6. You May Feel Very Tired
What does chemo feel like? Chemo often makes patients feel very tired. Most people undergoing chemotherapy need to slow down their work and home responsibilities somewhat. You may need some extra help and more rest than normal. Once you finish your chemotherapy, your energy should improve.
7. You May Develop an Infection
In addition to cancer cells, chemotherapy medications also act on white blood cells, which serve to ward off infections throughout the body. They are decreased by chemo. Your white blood cell count drops the lowest about 7-12 days after every chemo, so that is when you are most likely to get an infection.

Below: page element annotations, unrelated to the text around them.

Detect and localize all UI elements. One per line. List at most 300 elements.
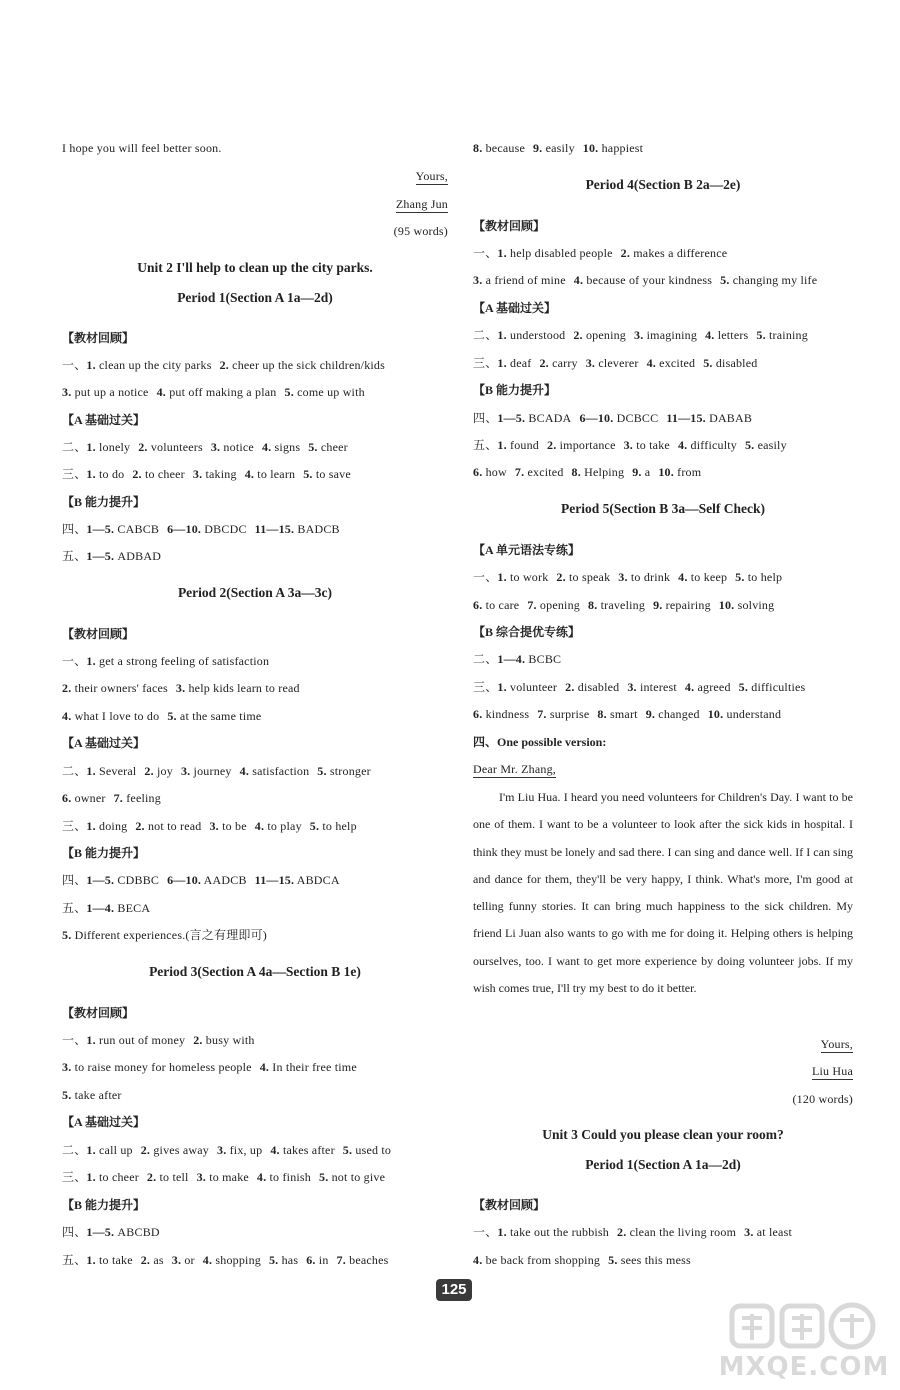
question-number: 4. <box>261 440 272 454</box>
question-number: 2. <box>547 438 557 452</box>
answer-text: volunteer <box>506 680 558 694</box>
answer-line <box>62 763 448 779</box>
subsection-label: 【教材回顾】 <box>62 331 135 345</box>
answer-text: training <box>765 328 808 342</box>
subsection-label: 【教材回顾】 <box>62 1006 135 1020</box>
section-heading: Period 2(Section A 3a—3c) <box>177 585 333 600</box>
page-number: 125 <box>436 1279 472 1301</box>
question-number: 11—15. <box>666 411 706 425</box>
answer-text: CABCB <box>114 522 160 536</box>
question-number: 2. <box>138 440 148 454</box>
answer-text: to save <box>312 467 351 481</box>
answer-text: Several <box>95 764 137 778</box>
answer-text: understood <box>506 328 566 342</box>
section-heading: Period 5(Section B 3a—Self Check) <box>561 501 765 516</box>
question-number: 10. <box>707 707 724 721</box>
answer-line <box>62 818 448 834</box>
question-number: 3. <box>585 356 596 370</box>
answer-text: clean the living room <box>626 1225 737 1239</box>
question-number: 3. <box>473 273 483 287</box>
answer-text: sees this mess <box>617 1253 691 1267</box>
subsection-label: 【A 基础过关】 <box>62 736 146 750</box>
question-number: 8. <box>473 141 483 155</box>
answer-line <box>473 1252 853 1268</box>
question-number: 7. <box>336 1253 346 1267</box>
answer-line <box>473 437 853 453</box>
question-number: 1. <box>86 654 96 668</box>
answer-line <box>473 706 853 722</box>
question-number: 10. <box>718 598 735 612</box>
answer-text: used to <box>352 1143 392 1157</box>
answer-text: feeling <box>123 791 161 805</box>
answer-text: BCADA <box>525 411 572 425</box>
question-number: 2. <box>140 1143 151 1157</box>
answer-text: satisfaction <box>249 764 310 778</box>
question-number: 2. <box>146 1170 157 1184</box>
question-number: 5. <box>62 1088 72 1102</box>
question-number: 6—10. <box>167 873 202 887</box>
answer-text: to take <box>633 438 670 452</box>
answer-text: solving <box>734 598 775 612</box>
answer-text: at the same time <box>176 709 262 723</box>
answer-text: volunteers <box>147 440 203 454</box>
answer-text: put up a notice <box>71 385 149 399</box>
subsection-label: 【B 能力提升】 <box>62 495 146 509</box>
answer-text: put off making a plan <box>166 385 277 399</box>
question-group-number: 一、 <box>62 1033 87 1047</box>
answer-text: understand <box>723 707 782 721</box>
answer-line <box>62 708 448 724</box>
question-number: 3. <box>634 328 644 342</box>
answer-text: notice <box>220 440 254 454</box>
answer-text: opening <box>582 328 627 342</box>
question-number: 4. <box>473 1253 483 1267</box>
answer-text: easily <box>542 141 575 155</box>
question-number: 1—5. <box>86 549 115 563</box>
question-number: 1—5. <box>86 1225 115 1239</box>
question-number: 4. <box>573 273 584 287</box>
question-group-number: 四、 <box>473 411 498 425</box>
question-group-number: 五、 <box>473 438 498 452</box>
answer-line <box>473 679 853 695</box>
answer-text: happiest <box>598 141 644 155</box>
question-number: 10. <box>582 141 599 155</box>
answer-text: a friend of mine <box>482 273 566 287</box>
answer-line <box>473 569 853 585</box>
answer-text: to speak <box>565 570 611 584</box>
question-number: 4. <box>678 570 688 584</box>
question-number: 1. <box>497 570 507 584</box>
question-number: 1. <box>497 1225 507 1239</box>
signature-line: (95 words) <box>393 224 448 238</box>
section-heading: Period 4(Section B 2a—2e) <box>585 177 741 192</box>
answer-text: as <box>150 1253 164 1267</box>
answer-text: come up with <box>293 385 365 399</box>
question-number: 3. <box>196 1170 206 1184</box>
answer-text: changing my life <box>729 273 818 287</box>
question-number: 2. <box>62 681 72 695</box>
answer-text: BADCB <box>294 522 340 536</box>
answer-text: takes after <box>279 1143 335 1157</box>
question-number: 9. <box>645 707 656 721</box>
question-number: 4. <box>705 328 715 342</box>
answer-line <box>473 651 853 667</box>
section-heading: Unit 3 Could you please clean your room? <box>542 1127 784 1142</box>
question-number: 4. <box>156 385 166 399</box>
answer-text: signs <box>271 440 301 454</box>
answer-line <box>473 597 853 613</box>
question-number: 1. <box>497 356 507 370</box>
subsection-label: 【B 能力提升】 <box>62 1198 146 1212</box>
answer-text: because <box>482 141 525 155</box>
answer-text: help disabled people <box>506 246 613 260</box>
answer-text: DCBCC <box>613 411 659 425</box>
question-number: 5. <box>703 356 713 370</box>
question-number: 2. <box>617 1225 627 1239</box>
question-number: 7. <box>527 598 537 612</box>
answer-line <box>473 140 853 156</box>
question-group-number: 一、 <box>62 358 87 372</box>
answer-line <box>62 1032 448 1048</box>
question-number: 2. <box>565 680 575 694</box>
answer-text: cheer up the sick children/kids <box>228 358 386 372</box>
question-number: 2. <box>144 764 154 778</box>
question-number: 4. <box>239 764 250 778</box>
answer-text: joy <box>153 764 173 778</box>
answer-line <box>62 900 448 916</box>
question-number: 1. <box>497 438 507 452</box>
question-number: 7. <box>537 707 547 721</box>
answer-text: call up <box>95 1143 133 1157</box>
question-group-number: 三、 <box>473 356 498 370</box>
answer-text: a <box>641 465 651 479</box>
answer-text: help kids learn to read <box>185 681 300 695</box>
answer-text: Different experiences.(言之有理即可) <box>71 928 267 942</box>
answer-text: clean up the city parks <box>95 358 212 372</box>
answer-text: CDBBC <box>114 873 160 887</box>
answer-line <box>473 464 853 480</box>
question-number: 4. <box>677 438 688 452</box>
answer-text: to be <box>218 819 247 833</box>
underlined-text: Zhang Jun <box>395 197 448 211</box>
question-number: 1. <box>86 358 96 372</box>
question-number: 1. <box>86 819 96 833</box>
question-number: 1. <box>86 1033 96 1047</box>
question-number: 8. <box>588 598 598 612</box>
answer-text: to help <box>744 570 783 584</box>
answer-text: importance <box>556 438 616 452</box>
question-number: 5. <box>735 570 745 584</box>
question-number: 6. <box>473 707 483 721</box>
answer-text: what I love to do <box>71 709 160 723</box>
question-number: 1—4. <box>86 901 115 915</box>
watermark-text: MXQE.COM <box>718 1352 890 1382</box>
answer-text: or <box>181 1253 195 1267</box>
answer-text: letters <box>714 328 749 342</box>
question-number: 5. <box>62 928 72 942</box>
question-number: 3. <box>180 764 191 778</box>
answer-text: lonely <box>95 440 131 454</box>
question-group-number: 二、 <box>62 440 87 454</box>
question-group-number: 二、 <box>62 764 87 778</box>
answer-text: in <box>315 1253 329 1267</box>
subsection-label: 【A 基础过关】 <box>62 413 146 427</box>
answer-text: BCBC <box>525 652 562 666</box>
answer-line <box>62 1169 448 1185</box>
question-number: 3. <box>618 570 628 584</box>
answer-text: to make <box>206 1170 249 1184</box>
question-number: 8. <box>571 465 581 479</box>
answer-line <box>62 1087 448 1103</box>
answer-text: cleverer <box>595 356 639 370</box>
subsection-label: 【A 基础过关】 <box>62 1115 146 1129</box>
answer-text: from <box>673 465 702 479</box>
answer-line <box>62 466 448 482</box>
answer-line <box>62 384 448 400</box>
signature-line <box>62 168 448 184</box>
answer-text: taking <box>202 467 237 481</box>
answer-text: deaf <box>506 356 532 370</box>
answer-text: how <box>482 465 507 479</box>
answer-line <box>62 927 448 943</box>
answer-text: found <box>506 438 540 452</box>
answer-text: to cheer <box>95 1170 139 1184</box>
question-group-number: 三、 <box>62 1170 87 1184</box>
answer-text: to cheer <box>141 467 185 481</box>
question-number: 5. <box>317 764 327 778</box>
section-heading: Period 1(Section A 1a—2d) <box>585 1157 741 1172</box>
question-number: 3. <box>171 1253 182 1267</box>
question-number: 2. <box>135 819 145 833</box>
answer-text: excited <box>655 356 696 370</box>
question-number: 4. <box>646 356 656 370</box>
question-number: 5. <box>720 273 730 287</box>
answer-line <box>62 357 448 373</box>
question-number: 1. <box>497 680 507 694</box>
answer-text: to care <box>482 598 520 612</box>
answer-text: shopping <box>212 1253 261 1267</box>
answer-text: to finish <box>266 1170 311 1184</box>
question-number: 3. <box>62 385 72 399</box>
answer-line <box>473 1224 853 1240</box>
answer-text: repairing <box>662 598 711 612</box>
question-number: 1—5. <box>86 873 115 887</box>
answer-text: their owners' faces <box>71 681 168 695</box>
question-number: 8. <box>597 707 607 721</box>
question-number: 2. <box>539 356 549 370</box>
question-number: 1. <box>86 1253 96 1267</box>
answer-line <box>473 410 853 426</box>
answer-text: gives away <box>150 1143 209 1157</box>
question-number: 2. <box>573 328 583 342</box>
question-number: 6. <box>473 598 483 612</box>
question-number: 3. <box>62 1060 72 1074</box>
question-number: 4. <box>202 1253 213 1267</box>
answer-text: to raise money for homeless people <box>71 1060 252 1074</box>
answer-text: stronger <box>326 764 371 778</box>
answer-text: cheer <box>317 440 348 454</box>
answer-text: because of your kindness <box>583 273 713 287</box>
question-number: 1. <box>86 1170 96 1184</box>
answer-text: to drink <box>627 570 671 584</box>
question-number: 9. <box>653 598 663 612</box>
question-number: 5. <box>167 709 177 723</box>
answer-text: interest <box>636 680 677 694</box>
subsection-label: 【教材回顾】 <box>62 627 135 641</box>
question-number: 2. <box>132 467 142 481</box>
question-number: 1. <box>86 1143 96 1157</box>
question-number: 7. <box>514 465 525 479</box>
question-number: 1. <box>86 467 96 481</box>
question-group-number: 二、 <box>62 1143 87 1157</box>
underlined-text: Yours, <box>415 169 448 183</box>
question-number: 5. <box>268 1253 279 1267</box>
question-group-number: 一、 <box>473 570 498 584</box>
answer-text: to take <box>95 1253 133 1267</box>
answer-text: to learn <box>254 467 296 481</box>
question-group-number: 五、 <box>62 549 87 563</box>
question-number: 6. <box>473 465 483 479</box>
question-number: 2. <box>219 358 229 372</box>
answer-text: take out the rubbish <box>506 1225 609 1239</box>
answer-text: excited <box>524 465 564 479</box>
question-number: 4. <box>270 1143 280 1157</box>
question-group-number: 五、 <box>62 901 87 915</box>
question-number: 5. <box>608 1253 618 1267</box>
question-number: 1. <box>86 764 96 778</box>
question-number: 4. <box>244 467 255 481</box>
answer-line <box>62 1224 448 1240</box>
section-heading: Unit 2 I'll help to clean up the city parks. <box>137 260 373 275</box>
answer-text: traveling <box>597 598 646 612</box>
answer-text: journey <box>190 764 232 778</box>
answer-text: agreed <box>694 680 731 694</box>
question-group-number: 三、 <box>62 467 87 481</box>
question-number: 5. <box>309 819 320 833</box>
question-group-number: 三、 <box>62 819 87 833</box>
answer-text: difficulty <box>687 438 737 452</box>
question-number: 5. <box>319 1170 329 1184</box>
question-group-number: 三、 <box>473 680 498 694</box>
question-number: 3. <box>210 440 221 454</box>
answer-line <box>473 327 853 343</box>
answer-text: be back from shopping <box>482 1253 601 1267</box>
subsection-label: 【教材回顾】 <box>473 219 546 233</box>
answer-text: to help <box>319 819 357 833</box>
question-number: 3. <box>192 467 203 481</box>
answer-text: changed <box>655 707 700 721</box>
answer-text: disabled <box>574 680 620 694</box>
answer-line <box>473 245 853 261</box>
text-line <box>473 761 853 777</box>
answer-text: opening <box>536 598 580 612</box>
question-number: 3. <box>175 681 186 695</box>
question-group-number: 二、 <box>473 328 498 342</box>
answer-text: run out of money <box>95 1033 186 1047</box>
underlined-text: Liu Hua <box>811 1064 853 1078</box>
underlined-text: Dear Mr. Zhang, <box>473 762 556 776</box>
answer-text: has <box>278 1253 299 1267</box>
answer-line <box>473 355 853 371</box>
question-group-number: 五、 <box>62 1253 87 1267</box>
answer-text: to keep <box>687 570 728 584</box>
answer-text: carry <box>548 356 578 370</box>
answer-line <box>62 872 448 888</box>
question-number: 9. <box>632 465 642 479</box>
text-line: I hope you will feel better soon. <box>62 141 222 155</box>
answer-text: fix, up <box>226 1143 263 1157</box>
answer-line <box>62 1059 448 1075</box>
question-number: 1. <box>86 440 96 454</box>
answer-text: DBCDC <box>201 522 247 536</box>
question-number: 5. <box>284 385 294 399</box>
answer-line <box>473 272 853 288</box>
answer-line <box>62 439 448 455</box>
question-number: 6. <box>306 1253 316 1267</box>
answer-text: ADBAD <box>114 549 162 563</box>
question-number: 5. <box>303 467 313 481</box>
answer-text: to tell <box>156 1170 189 1184</box>
watermark <box>718 1300 890 1386</box>
question-number: 10. <box>658 465 674 479</box>
question-group-number: 一、 <box>473 1225 498 1239</box>
underlined-text: Yours, <box>820 1037 853 1051</box>
answer-text: disabled <box>712 356 758 370</box>
question-number: 5. <box>342 1143 353 1157</box>
subsection-label: 【A 单元语法专练】 <box>473 543 581 557</box>
answer-text: owner <box>71 791 106 805</box>
answer-line <box>62 653 448 669</box>
question-number: 3. <box>623 438 634 452</box>
answer-text: BECA <box>114 901 151 915</box>
question-number: 3. <box>209 819 219 833</box>
signature-line <box>62 196 448 212</box>
answer-text: get a strong feeling of satisfaction <box>95 654 270 668</box>
question-number: 3. <box>217 1143 227 1157</box>
question-number: 6—10. <box>579 411 614 425</box>
question-group-number: 一、 <box>62 654 87 668</box>
question-number: 3. <box>627 680 637 694</box>
answer-text: take after <box>71 1088 122 1102</box>
subsection-label: 【A 基础过关】 <box>473 301 557 315</box>
subsection-label: 【B 能力提升】 <box>62 846 146 860</box>
answer-line <box>62 521 448 537</box>
essay-paragraph: I'm Liu Hua. I heard you need volunteers for Children's Day. I want to be one of them. I want to be a volunteer to look after the sick kids in hospital. I think they must be lonely and sad there. I can sing and dance well. If I can sing and dance for them, they'll be very happy, I think. What's more, I'm good at telling funny stories. It can bring much happiness to the sick children. My friend Li Juan also wants to go with me for doing it. Helping others is helping ourselves, too. I want to get more experience by doing volunteer jobs. If my wish comes true, I'll try my best to do it better. <box>473 790 853 996</box>
answer-text: kindness <box>482 707 530 721</box>
question-number: 7. <box>113 791 124 805</box>
answer-text: to do <box>95 467 125 481</box>
subsection-label: 【B 综合提优专练】 <box>473 625 581 639</box>
question-group-number: 四、 <box>62 522 87 536</box>
question-number: 1—4. <box>497 652 526 666</box>
answer-text: at least <box>753 1225 792 1239</box>
signature-line <box>473 1036 853 1052</box>
answer-text: imagining <box>643 328 698 342</box>
signature-line: (120 words) <box>792 1092 853 1106</box>
question-number: 3. <box>744 1225 754 1239</box>
answer-text: ABCBD <box>114 1225 160 1239</box>
answer-text: surprise <box>546 707 590 721</box>
answer-line <box>62 680 448 696</box>
question-number: 4. <box>684 680 695 694</box>
question-number: 4. <box>62 709 72 723</box>
question-number: 9. <box>532 141 543 155</box>
answer-text: DABAB <box>705 411 753 425</box>
answer-text: makes a difference <box>630 246 728 260</box>
answer-text: not to give <box>328 1170 386 1184</box>
watermark-logo-icon <box>728 1300 878 1352</box>
answer-text: ABDCA <box>294 873 340 887</box>
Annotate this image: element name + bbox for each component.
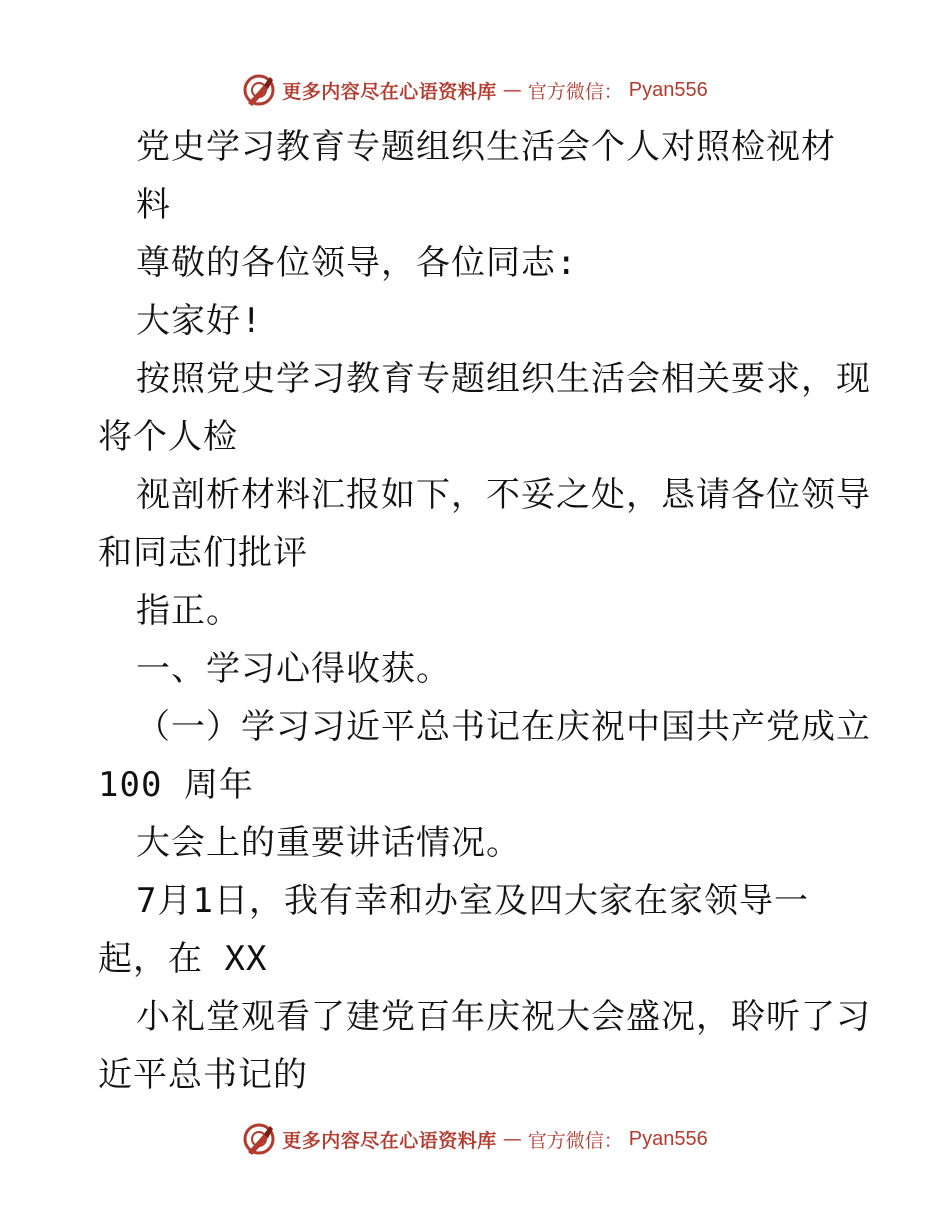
document-line: 视剖析材料汇报如下，不妥之处，恳请各位领导 — [136, 475, 871, 515]
banner-wechat-handle: Pyan556 — [628, 78, 708, 101]
document-line: （一）学习习近平总书记在庆祝中国共产党成立 — [136, 707, 871, 747]
header-watermark-banner — [0, 70, 950, 110]
document-line: 大会上的重要讲话情况。 — [136, 823, 521, 863]
document-line: 按照党史学习教育专题组织生活会相关要求，现 — [136, 359, 871, 399]
document-line: 近平总书记的 — [98, 1055, 308, 1095]
banner-dash: — — [502, 1128, 522, 1150]
banner-official-label: 官方微信： — [527, 80, 623, 103]
footer-watermark-banner — [0, 1119, 950, 1159]
document-line: 指正。 — [136, 591, 241, 631]
banner-wechat-handle: Pyan556 — [628, 1127, 708, 1150]
document-line: 小礼堂观看了建党百年庆祝大会盛况，聆听了习 — [136, 997, 871, 1037]
document-line: 料 — [136, 185, 171, 225]
banner-official-label: 官方微信： — [527, 1129, 623, 1152]
document-line: 起，在 XX — [98, 939, 268, 979]
banner-brand-text: 更多内容尽在心语资料库 — [282, 80, 497, 103]
document-line: 100 周年 — [98, 765, 254, 805]
banner-brand-text: 更多内容尽在心语资料库 — [282, 1129, 497, 1152]
document-line: 一、学习心得收获。 — [136, 649, 451, 689]
document-body — [98, 118, 871, 1104]
document-line: 党史学习教育专题组织生活会个人对照检视材 — [136, 127, 836, 167]
document-line: 7月1日，我有幸和办室及四大家在家领导一 — [136, 881, 809, 921]
document-line: 大家好! — [136, 301, 263, 341]
document-line: 尊敬的各位领导，各位同志: — [136, 243, 578, 283]
pen-logo-icon — [242, 1122, 276, 1156]
pen-logo-icon — [242, 73, 276, 107]
document-line: 将个人检 — [98, 417, 238, 457]
banner-dash: — — [502, 79, 522, 101]
document-line: 和同志们批评 — [98, 533, 308, 573]
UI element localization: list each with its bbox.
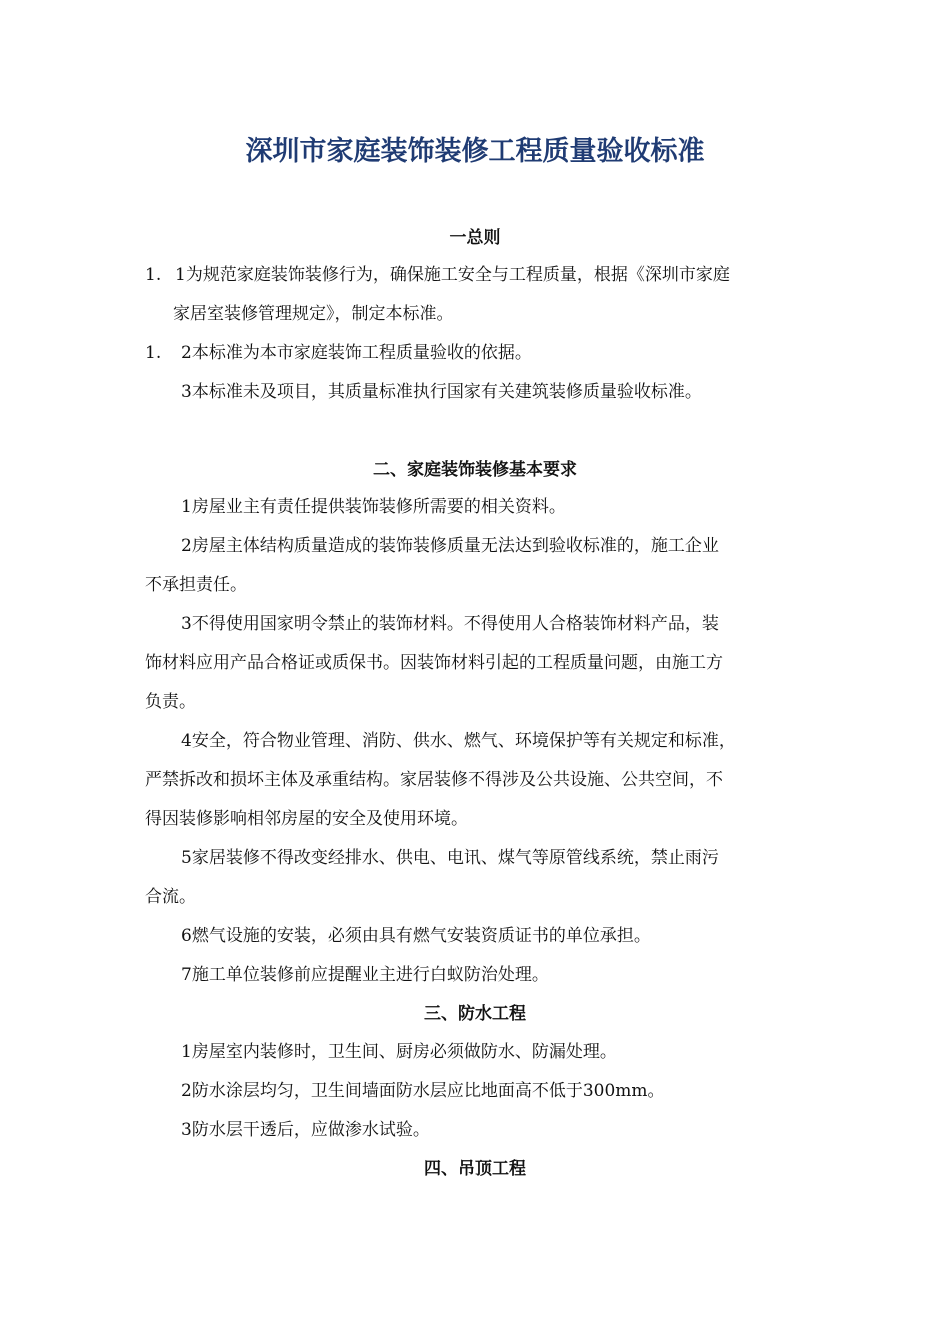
paragraph-waterproof-2: 2防水涂层均匀，卫生间墙面防水层应比地面高不低于300mm。 [181,1081,665,1101]
paragraph-basic-7: 7施工单位装修前应提醒业主进行白蚁防治处理。 [181,965,549,985]
paragraph-basic-5-cont: 合流。 [145,887,196,907]
section-heading-waterproof: 三、防水工程 [424,1004,526,1024]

The two main types of infections are from bacteria and viruses. Most infections that result from bacteria occur when your body is overwhelmed by normal bacteria. Viruses can cause infections such as cold, flu, or stomach bug. Viruses are very easily passed to you from other people. It is very important to avoid being around anyone who is sick while you are being treated with chemo. You should also wash your hands frequently.
8. You May Lose Your Appetite
Chemo can result in a decrease in your appetite. It can also cause funny tastes in your mouth, and a stronger reaction to everyday smells. Your appetite will improve as you start to feel better.
9. You May Develop Mouth and Throat Sores
Chemo often causes sores in the mouth and throat. This can cause pain when you swallow or chew. You should call your cancer doctor if you develop these symptoms. They can prescribe a special rinse for your mouth to help you feel better.
10. You May Have Nerve Damage
What does chemo feel like? It could be painful. Chemotherapy can result in damage to your small nerves called neuropathy. Neuropathy can cause pain, tingling, and clumsiness in your hands or feet. Unfortunately, neuropathy does not always go away once chemo ends. Your doctor may need to stop or change your chemo medicine if you develop neuropathy. Some doctors may ask you to take certain medications to prevent neuropathy.
11. You May Have Low Sexual Desire
Chemo can change your body’s hormones which can decrease your sexual desire. This side effect should go away once you are done with your chemotherapy.
What People Say About Chemo
Everyone feels differently on chemo. It's a long process, but as long as you are optimistic and keep hope, everything will be better.
“I had experimental chemotherapy 43 years ago, once a month for 5 days at a time. The first day was never that bad. Then, I would have an upset stomach for the next few days and would go to bed with a vomit bucket. I would throw up once an hour. After a while, there was nothing to bring up anymore so it was just dry heaving. All that vomiting and heaving wore me out so much; I would just fall back asleep until I had to vomit again."
“What does chemo feel like? Actually getting the chemo wasn’t bad; it either went into my body by an IV in the vein or by a catheter in my bladder. For the chemo in my IV, the after effect of nausea was very severe until they found some medicines that really worked to control my nausea. My hair got thinner but did not fall all the way out. Once the treatment was done, my hair went back to normal. My bladder chemotherapy was fine other than the last injection. My first five rounds, I had basically no symptoms afterwards. The last time, I was very sick for about 10 days with a fever. I think this was probably due to a side effect, like an infection.”